Aux termes de l’article L. 1235-1 du code du travail : « En cas de litige, le juge, à qui il appartient d'apprécier la régularité de la procédure suivie et le caractère réel et sérieux des motifs invoqués par l'employeur, forme sa conviction au vu des éléments fournis par les parties après avoir ordonné, au besoin, toutes les mesures d'instruction qu'il estime utiles. Si un doute subsiste, il profite au salarié ». Il appartient à l’employeur d’établir la matérialité des faits reprochés au salarié et de fournir pour ce faire des éléments justificatifs suffisamment précis et probants qui ne soient pas de simples allégations. Il n’appartient pas au salarié de prouver qu’il n’est pas l’auteur des faits reprochés et, en cas de doute, celui-ci doit lui profiter.

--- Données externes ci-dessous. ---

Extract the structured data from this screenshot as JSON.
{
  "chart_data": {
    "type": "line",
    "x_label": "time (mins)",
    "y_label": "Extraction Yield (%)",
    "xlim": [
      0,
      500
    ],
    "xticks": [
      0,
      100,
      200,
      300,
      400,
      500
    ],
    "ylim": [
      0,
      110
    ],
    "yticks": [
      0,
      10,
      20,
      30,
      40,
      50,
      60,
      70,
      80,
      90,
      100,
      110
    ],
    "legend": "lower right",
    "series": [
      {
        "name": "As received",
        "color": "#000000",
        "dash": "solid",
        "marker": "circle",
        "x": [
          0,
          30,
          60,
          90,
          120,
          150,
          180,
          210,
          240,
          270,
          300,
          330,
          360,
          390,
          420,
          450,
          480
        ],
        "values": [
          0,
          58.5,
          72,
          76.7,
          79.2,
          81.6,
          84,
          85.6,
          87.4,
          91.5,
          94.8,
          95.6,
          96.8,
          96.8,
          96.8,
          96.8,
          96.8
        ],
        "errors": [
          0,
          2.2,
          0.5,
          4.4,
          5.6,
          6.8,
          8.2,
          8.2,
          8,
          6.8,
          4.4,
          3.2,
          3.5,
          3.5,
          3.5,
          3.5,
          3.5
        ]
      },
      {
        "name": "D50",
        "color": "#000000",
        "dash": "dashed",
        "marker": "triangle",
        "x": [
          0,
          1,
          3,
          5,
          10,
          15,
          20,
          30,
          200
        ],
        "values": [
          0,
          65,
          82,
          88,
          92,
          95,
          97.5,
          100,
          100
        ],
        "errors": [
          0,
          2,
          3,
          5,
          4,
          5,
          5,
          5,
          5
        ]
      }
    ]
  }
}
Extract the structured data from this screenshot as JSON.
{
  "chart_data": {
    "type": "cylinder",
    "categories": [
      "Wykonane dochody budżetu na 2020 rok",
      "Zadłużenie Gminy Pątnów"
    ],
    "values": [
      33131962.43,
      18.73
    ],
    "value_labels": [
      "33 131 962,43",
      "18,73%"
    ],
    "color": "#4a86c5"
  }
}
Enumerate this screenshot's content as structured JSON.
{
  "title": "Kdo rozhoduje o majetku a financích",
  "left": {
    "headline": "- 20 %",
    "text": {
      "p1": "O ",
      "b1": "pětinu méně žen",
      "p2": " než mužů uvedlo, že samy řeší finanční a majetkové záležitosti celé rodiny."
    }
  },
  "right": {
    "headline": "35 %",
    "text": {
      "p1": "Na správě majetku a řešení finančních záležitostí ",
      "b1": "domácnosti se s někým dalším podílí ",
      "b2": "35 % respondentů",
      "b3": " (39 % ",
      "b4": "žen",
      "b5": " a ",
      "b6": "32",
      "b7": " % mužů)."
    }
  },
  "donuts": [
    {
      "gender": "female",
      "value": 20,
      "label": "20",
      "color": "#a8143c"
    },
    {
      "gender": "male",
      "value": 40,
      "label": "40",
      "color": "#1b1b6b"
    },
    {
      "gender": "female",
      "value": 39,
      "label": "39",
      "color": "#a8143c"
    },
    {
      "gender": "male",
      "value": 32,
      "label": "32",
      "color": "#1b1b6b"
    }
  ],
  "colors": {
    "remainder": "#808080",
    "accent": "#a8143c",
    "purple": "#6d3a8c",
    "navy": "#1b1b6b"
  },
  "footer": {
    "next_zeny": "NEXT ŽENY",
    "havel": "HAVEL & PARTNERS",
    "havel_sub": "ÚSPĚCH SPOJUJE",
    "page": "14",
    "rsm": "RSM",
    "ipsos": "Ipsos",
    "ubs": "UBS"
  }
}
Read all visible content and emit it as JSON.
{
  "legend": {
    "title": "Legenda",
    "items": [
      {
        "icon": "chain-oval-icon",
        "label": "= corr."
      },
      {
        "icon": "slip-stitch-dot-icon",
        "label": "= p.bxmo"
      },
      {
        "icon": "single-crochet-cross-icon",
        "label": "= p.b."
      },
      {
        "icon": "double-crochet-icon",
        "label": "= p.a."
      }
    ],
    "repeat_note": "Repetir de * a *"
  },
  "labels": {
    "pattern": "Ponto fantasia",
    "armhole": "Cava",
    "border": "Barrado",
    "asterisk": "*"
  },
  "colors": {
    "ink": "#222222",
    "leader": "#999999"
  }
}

Aux termes de l’article 1.2 du règlement intérieur de la société : « Les collaborateurs s’engagent à adopter une attitude exempte de toute agressivité, propos injurieux, insultants ou diffamatoires entre eux, dans le cadre de leurs relations de travail ». Pour autoriser le licenciement de M. D..., l’inspecteur du travail a retenu d’une part des propos récurrents diffamatoires et discriminants, concernant l’orientation sexuelle ou à caractère sexuel, contraires au règlement intérieur de la société Auchan, tenus à l’encontre de Mme B..., et d’autre part des commentaires ou publications faites par SMS ou sur le compte Facebook Auchan Vélizy.

Toutefois, les propos attribués à M. D..., contestés par l’intéressé, ressortent des seules déclarations, au demeurant peu circonstanciées, de Mme B... et de sa collègue et amie Mme C..., et ne sont pas corroborés par d’autres témoignages. Leur caractère récurrent n’est pas davantage établi en l’état des pièces du dossier.

Par ailleurs, le billet publié le 12 août 2022, jour de son départ en vacances, par M. D... sur son compte Facebook personnel, sans faire état de sa qualité de salarié de la société Auchan, ne peut être qualifié de faute professionnelle, à l’inverse du lien publié le 4 juillet 2022 qui, au regard du sujet abordé, présente un caractère inapproprié. Cette dernière publication, constitutive d’une faute, n’est toutefois pas d’une gravité suffisante pour justifier le licenciement de M. D....

Il résulte de tout ce qui précède que la décision de l’inspecteur du travail du 1er décembre 2022 autorisant le licenciement de M. D... doit être annulée.

Sur les frais liés au litige :

Les dispositions de l’article L. 761-1 du code de justice administrative font obstacle à ce que soit mise à la charge de M. D..., qui n’est pas la partie perdante, la somme demandée par la société Auchan hypermarché au titre des frais exposés par elle et non compris dans les dépens.




D E C I D E :

Article 1er : La décision de l’inspecteur du travail du 1er décembre 2022 est annulée.

Article 2 : Les conclusions présentées par la société Auchan hypermarché au titre des dispositions de l’article L. 761-1 du code de justice administrative sont rejetées.

Article 3 : Le présent jugement sera notifié à M. A... D..., à la société Auchan hypermarché et au ministre du travail, de la santé, des solidarités et des familles.




Délibéré après l'audience du 29 septembre 2025, à laquelle siégeaient :

Mme Sauvageot, présidente,
Mme Lutz, première conseillère,
Mme Ghiandoni, première conseillère.



Rendu public par mise à disposition au greffe le 13 octobre 2025.





La rapporteure,
signé
F. Lutz

La présidente,
signé
J. Sauvageot

La greffière,

signé

C. Delannoy

La République mande et ordonne au ministre du travail, de l
a santé, des solidarités et des familles en ce qui le concerne ou à tous commissaires de justice à ce requis en ce qui concerne les voies de droit commun, contre les parties privées, de pourvoir à l'exécution de la présente décision.